Excessive force has been facilitated by the militarisation of the police. Since the Second World War, the U.S. offered training to Latin American armed forces, teaching them counter-subversive techniques to tackle communism, including illegal practices of torture and unlawful detention. In 1986, the U.S. government created the International Criminal Investigative Training Assistance Program to provide international police assistance. With the help of the DEA and FBI, 15 Latin American countries received aid in the 1990s, accounting for nearly half of all investment.
In March 2015, the FBI provided questioning and interrogation training to the Secretariat of Social Defence in Pernambuco, Brazil. Enduring US involvement and replication of US models of security is concerning given the historical consequences of international police assistance in Brazil, in addition to the U.S.’s history of military training in Latin America.
Military involvement in policing has been linked to cases of corruption and human rights violations. Militarisation of public security leads to increased use of military-style weapons, clashing with policing doctrines, whilst focusing on crime control rather than prevention or investigation.
Police reform in Brazil has neither focused on demilitarisation nor made the police more respectful of citizens’ rights. Rather, it has focused on making the police more effective at capturing criminals and apprehending narcotics. In most cases in Latin America there is general consensus that police institutions are insufficiently trained and equipped to deal with increasing complexities of the criminal world and developing illicit markets.
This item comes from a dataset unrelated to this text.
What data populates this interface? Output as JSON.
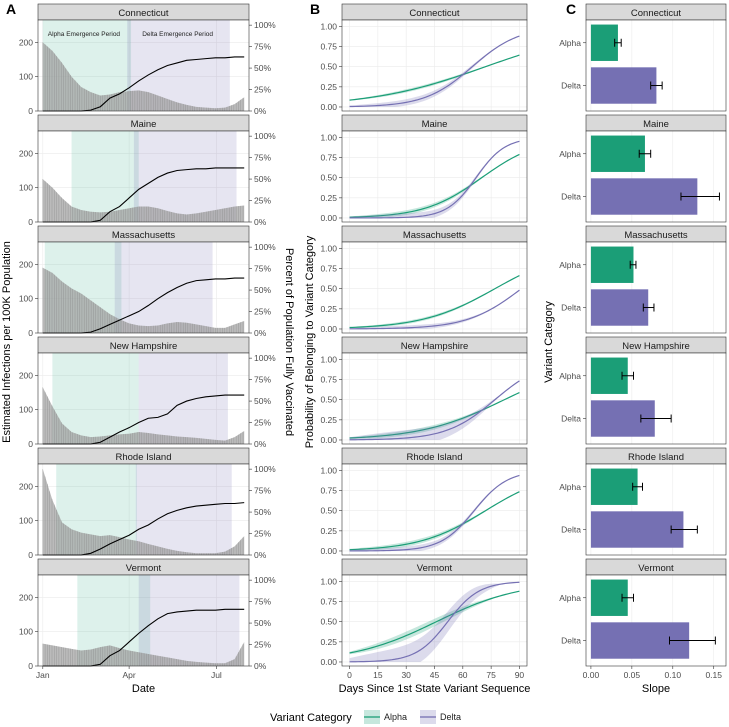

Though homicide rates are falling (murders in Brazil fell by 25% in the first two months of 2019 compared with the previous year), police killings have increased since Bolsonaro gained power. The President has encouraged people to kill more, saying criminals should be killed “in the street like cockroaches”, emphasising that “a good criminal is a dead criminal”. He hoped to change the country’s criminal code to allow police officers and civilians to shoot supposed offenders without fear of persecution, echoing President Rodrigo Duterte’s policing policies in the Philippines.
Insecurity is now one of the most pressing issues on the public agenda. In many Latin American countries, the police are violent, corrupt and ineffective, and police reform is temporary and ineffectual. With many Latin American countries lack state monopoly on security, non-state actors are prompted to step in. Paramilitaries, vigilantes, and private security groups have more personnel, better infrastructure and weapons, contributing to greater insecurity. Combined with lack of public investment and weak political commitment to reform, a wide array of internal problems faces many police forces in Latin America.
In April 2020 Bolsonaro appointed a family friend Alexandre Ramagem as head of the federal police. Bolsonaro claimed he was concerned about his family’s safety. However, Justice Minister Sergio Moro (who resigned over the issue) alleged Bolsonaro wanted a “personal contact” in the top police job “from whom he could get information, intelligence reports.” Bolsonaro’s selection was blocked, a successful fight for Sergio Moro, a fierce anti-corruption advocate. However, the scandal demonstrates the extent of corruption in Brazil.
Militarisation of the police, excessive use of force, and the public taking policing into their own hands affects people of colour the most. Black, mixed-race and indigenous peoples are suffering the brunt of the deficiencies in Latin American policing. Brazil and its neighbours have a long way to go to create an effective and trustworthy police force.
The views expressed in this article are the author’s own and may not reflect the opinions of The St Andrews Economist.